New Research Suggests Washington Landslide No Outlier
Last year’s devastating landslide in Oso was no outlier, according to a new study from the University of Washington.
The landslide wiped out a neighborhood north of Seattle and left 43 people dead when it roared down a hillside above the north fork of the Stillaguamish River. It was the deadliest landslide in U.S. history.
In a novel method, university geologists used radiocarbon dating of trees and branches buried in earlier slides as well as a review of erosion characteristics to map the history of landslides in the area. They found that slopes in the area have collapsed every 500 years on average, and with even greater frequency in the past millennium: every 140 years or so.
The authors say the study disproves the notion that the previous slides in the area all occurred thousands of years ago after the ice sheets retreated.
“This was well known as an area of hillslope instability, but the question was: ‘Were the larger slides thousands of years old, or hundreds of years old?”‘ co-author Alison Duvall, an assistant professor of earth and space sciences, said in a news release. “Now we can say that many of them are hundreds of years old.”
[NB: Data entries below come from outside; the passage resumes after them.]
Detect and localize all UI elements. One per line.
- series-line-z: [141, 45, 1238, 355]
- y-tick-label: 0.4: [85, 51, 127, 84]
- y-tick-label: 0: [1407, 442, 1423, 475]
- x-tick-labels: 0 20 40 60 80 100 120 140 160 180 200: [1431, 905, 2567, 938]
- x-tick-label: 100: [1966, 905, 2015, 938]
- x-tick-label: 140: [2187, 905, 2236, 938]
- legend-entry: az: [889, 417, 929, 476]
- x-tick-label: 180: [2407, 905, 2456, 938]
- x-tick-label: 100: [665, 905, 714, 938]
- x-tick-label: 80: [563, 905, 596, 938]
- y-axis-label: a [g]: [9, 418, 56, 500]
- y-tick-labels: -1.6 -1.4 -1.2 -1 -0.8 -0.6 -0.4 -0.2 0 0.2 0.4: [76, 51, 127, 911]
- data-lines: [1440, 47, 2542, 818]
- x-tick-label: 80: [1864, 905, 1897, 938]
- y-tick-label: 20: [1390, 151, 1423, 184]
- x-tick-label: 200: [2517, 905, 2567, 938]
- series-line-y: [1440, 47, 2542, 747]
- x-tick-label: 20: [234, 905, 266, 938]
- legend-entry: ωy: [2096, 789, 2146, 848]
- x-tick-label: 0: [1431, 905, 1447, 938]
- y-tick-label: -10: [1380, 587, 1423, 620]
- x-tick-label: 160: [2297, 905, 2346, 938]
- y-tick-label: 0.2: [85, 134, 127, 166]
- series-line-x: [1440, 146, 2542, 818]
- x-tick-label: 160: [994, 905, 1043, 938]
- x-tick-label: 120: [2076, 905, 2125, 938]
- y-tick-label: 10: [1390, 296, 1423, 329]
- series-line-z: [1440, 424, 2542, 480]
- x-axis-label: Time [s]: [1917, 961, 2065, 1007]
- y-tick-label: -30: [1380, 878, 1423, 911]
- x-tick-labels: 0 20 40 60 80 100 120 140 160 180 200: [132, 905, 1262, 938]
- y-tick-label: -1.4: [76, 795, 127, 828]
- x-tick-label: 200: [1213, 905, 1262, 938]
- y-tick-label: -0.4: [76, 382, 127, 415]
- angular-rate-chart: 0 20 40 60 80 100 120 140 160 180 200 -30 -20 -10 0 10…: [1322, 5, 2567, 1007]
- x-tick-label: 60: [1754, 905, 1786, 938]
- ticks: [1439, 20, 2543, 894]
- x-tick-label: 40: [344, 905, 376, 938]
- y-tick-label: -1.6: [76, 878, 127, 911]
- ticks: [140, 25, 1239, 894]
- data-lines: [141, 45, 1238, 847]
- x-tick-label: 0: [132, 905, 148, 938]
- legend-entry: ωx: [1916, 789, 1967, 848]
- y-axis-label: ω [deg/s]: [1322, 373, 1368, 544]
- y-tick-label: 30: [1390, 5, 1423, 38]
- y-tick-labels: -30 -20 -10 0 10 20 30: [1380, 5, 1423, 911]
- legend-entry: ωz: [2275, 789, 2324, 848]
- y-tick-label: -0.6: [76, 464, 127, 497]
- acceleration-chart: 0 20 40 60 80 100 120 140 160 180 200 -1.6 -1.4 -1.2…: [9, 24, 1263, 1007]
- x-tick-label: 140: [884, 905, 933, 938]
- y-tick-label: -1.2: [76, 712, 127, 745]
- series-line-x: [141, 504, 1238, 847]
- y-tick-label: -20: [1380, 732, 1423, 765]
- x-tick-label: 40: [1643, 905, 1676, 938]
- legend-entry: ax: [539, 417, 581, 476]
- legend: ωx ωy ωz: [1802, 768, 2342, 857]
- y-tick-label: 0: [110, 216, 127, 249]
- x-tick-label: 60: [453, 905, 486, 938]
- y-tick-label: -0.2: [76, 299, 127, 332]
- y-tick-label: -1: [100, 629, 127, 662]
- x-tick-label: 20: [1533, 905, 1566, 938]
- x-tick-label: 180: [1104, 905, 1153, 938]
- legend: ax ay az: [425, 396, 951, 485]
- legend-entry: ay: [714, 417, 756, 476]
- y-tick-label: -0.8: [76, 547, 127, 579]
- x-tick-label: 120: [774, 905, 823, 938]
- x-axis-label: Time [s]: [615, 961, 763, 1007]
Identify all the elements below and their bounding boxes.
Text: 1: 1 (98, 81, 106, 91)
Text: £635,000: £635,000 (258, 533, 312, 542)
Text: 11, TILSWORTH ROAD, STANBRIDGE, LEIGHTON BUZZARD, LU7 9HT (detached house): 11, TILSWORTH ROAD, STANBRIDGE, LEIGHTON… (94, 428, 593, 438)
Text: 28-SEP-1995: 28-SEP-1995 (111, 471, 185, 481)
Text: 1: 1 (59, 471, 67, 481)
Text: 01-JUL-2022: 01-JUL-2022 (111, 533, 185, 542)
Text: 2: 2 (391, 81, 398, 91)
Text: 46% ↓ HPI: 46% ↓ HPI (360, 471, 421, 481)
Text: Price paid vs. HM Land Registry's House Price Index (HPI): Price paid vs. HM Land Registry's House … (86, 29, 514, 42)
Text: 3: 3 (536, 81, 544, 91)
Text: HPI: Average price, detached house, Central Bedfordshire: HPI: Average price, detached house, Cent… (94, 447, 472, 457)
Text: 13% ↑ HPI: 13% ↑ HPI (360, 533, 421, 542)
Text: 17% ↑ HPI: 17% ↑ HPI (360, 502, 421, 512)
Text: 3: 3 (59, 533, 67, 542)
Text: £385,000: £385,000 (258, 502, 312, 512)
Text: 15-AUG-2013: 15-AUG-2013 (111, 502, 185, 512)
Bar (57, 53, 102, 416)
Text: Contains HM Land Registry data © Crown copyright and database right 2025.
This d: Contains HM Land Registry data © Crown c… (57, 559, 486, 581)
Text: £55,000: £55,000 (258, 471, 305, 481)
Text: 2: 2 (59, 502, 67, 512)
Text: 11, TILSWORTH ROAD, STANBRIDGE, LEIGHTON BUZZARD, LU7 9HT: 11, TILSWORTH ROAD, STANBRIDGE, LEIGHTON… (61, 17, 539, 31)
Wading along the river’s banks, the team unearthed samples of wood buried in the Rowan landslide, just downstream of the Oso site, and the Headache Creek landslide, just upriver from Oso. The Rowan slide, which was about five times the size of the Oso slide, occurred 300 to 694 years ago, the researchers determined. The Headache Creek landslide was about 6,000 years ago.
The study’s results, published Tuesday in the journal Geology, could have implications for future land-use decisions in the region, including for logging, which can increase slope instability.
Duvall and another co-author, doctoral student Sean LaHusen, are reviewing the dangers of magnitude-9 earthquakes along the Cascadia subduction zone. They hope to learn whether landslides across Washington state coincided with past quakes, and use simulations of future shaking to determine what parts of the state may be most vulnerable to quake-triggered slides.
Other co-authors of the study included the University of Washington’s David Montgomery and Portland State University’s Adam Booth. The National Science Foundation, the Geological Society of America, and the University of Washington’s Quaternary Research Center provided funding for the study.